Unfortunately it's not all logs older than X date, its more in the situation of data being logged that shouldn't have been due to company policy.

For example, a specific log message might be found to log sensitive data, so we write our search to find explicitly those events, and remove them with the delete command. It's understood that the delete command doesn't actually fully delete the events from Splunk, but for our use case it's sufficient to mark them as unsearchable

As already said those "deleted" events are still in disk and actually if you have access to server cli, you could make those readable again. Basically this means that your delete solutions is not 100% governance compliant. 

The only way to get rid of those is delete all data from those indexes and then reindex other events.

Normal way in data onboarding is that you make everything 1st in test/dev environment and ensure that there is no PII or something other unwanted events. After that deploy those configurations into production.

But if you still want to use delete, my suggestion is that use enough small time spans and run it several times instead of running all in one.

 

@Joey3848  You can send unwanted incoming events to nullQueue to discard them during data routing and filtering. 

https://docs.splunk.com/Documentation/Splunk/latest/Forwarding/Routeandfilterdatad 

That's good to know, however I'm more interested in a retroactive delete rather than proactive. We currently have pipelines to remove the sensitive logging upstream of Splunk, so I'm more just trying to make our response process more efficient.

As I mentioned, using the delete command can take pretty long to run given we have a pretty large infrastructure, so I'm hoping there's some alternative I haven't found yet to delete specific events in a more efficient manner

Hi @Joey3848 

As others have mentioned, the delete command only stops the data being rendered by searches, the physical data does actually still exist - Im not sure if this would resolve your compliance issue or not? It sounds like aging out the data by setting the frozenTimePeriodInSecs will also not help you as you want to keep the other data.

The only other thing I can think of is collect the "good" data into a new index, although this could take quite a lot of time and resource if the data is large and comes with its own heap of caveats, risks and issues!

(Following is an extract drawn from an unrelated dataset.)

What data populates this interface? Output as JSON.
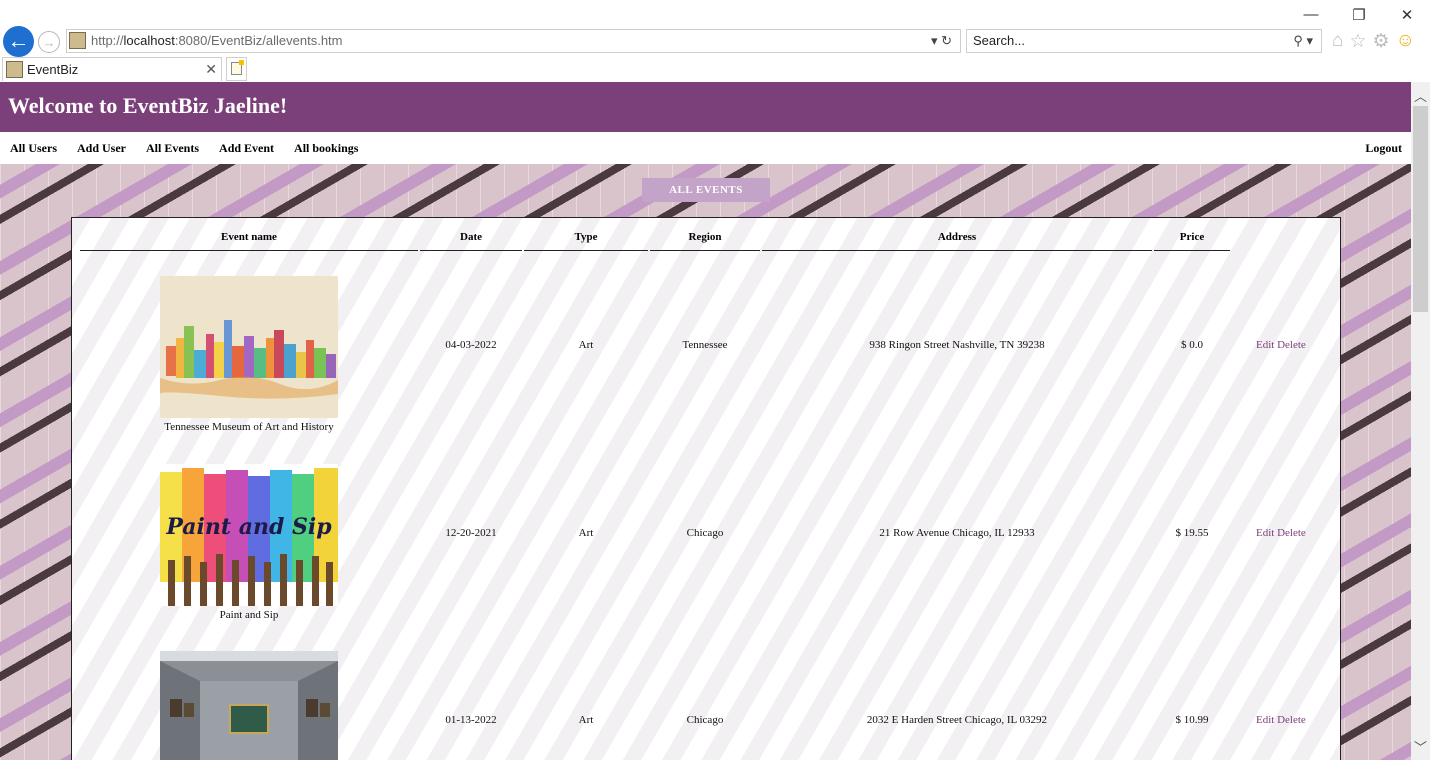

How much data are we talking here?

🌟 Did this answer help you? If so, please consider:

• Adding karma to show it was useful
• Marking it as the solution if it resolved your issue
• Commenting if you need any clarification

Your feedback encourages the volunteers in this community to continue contributing

Hey @livehybrid 

Unfortunately sensitive data can occasionally be found in multiple indexes so moving around entire indexes isn't great. I've toyed around with the collect command moving the sensitive data into a designated low retention index, but from my tests it just creates a copy of the event rather than moving it over completely (unless I was using it incorrectly?).

The data needing to be deleted / hidden has pretty wide ranges from a handful of events to millions of events depending on how quickly sensitive log messages are caught. Efficiency is more of an issue with large numbers of events over a long period of time due to the size of the indexes (can be multiple terabytes depending on the day, another issue in it of itself).

With how large the indexes are I fully recognize that I'm likely pushing Splunk to its limits and long search times are inevitable, 

---

Unfortunately sensitive data can occasionally be found in multiple indexes

To be fully honest - that means that data onboarding wasn't done properly. You can try to fix that now or suffer now trying to find some walkarounds and do it anyway properly later. And - more importantly - that might mean that you don't manage your data properly before ingesting it to Splunk. And this might (depending on your business and compliance requirements) bite you in posterior severely.

Exactly that way. You must do data onboarding in test/dev environment and ensure that your splunk shows only what you want!

Normally this means that you must have 1st your own dev node etc. where you could create inputs, props and transforms. Then install those in some kind of systest or integration test environment where you could validate your configurations.

If you don't have this kind of environments then you have some other issues in audit and governance cases than only PII data in production splunk.

You are correct in that the collect command duplicates events.  There is no way to move an event from one index to another.

The recommended (but painful) way to delete events is:

1. Use collect to copy the desired events to a temporary index
2. Delete the old index or set frozenTimePeriodInSecs = 1 
3. Use collect to copy the desired events from the temporary index back to the old one
4. Delete the temporary index

You can avoid steps 3 and 4 if you can change your KOs to use the new index name in place of the old one.  This should be easy if you have a macro for the index name.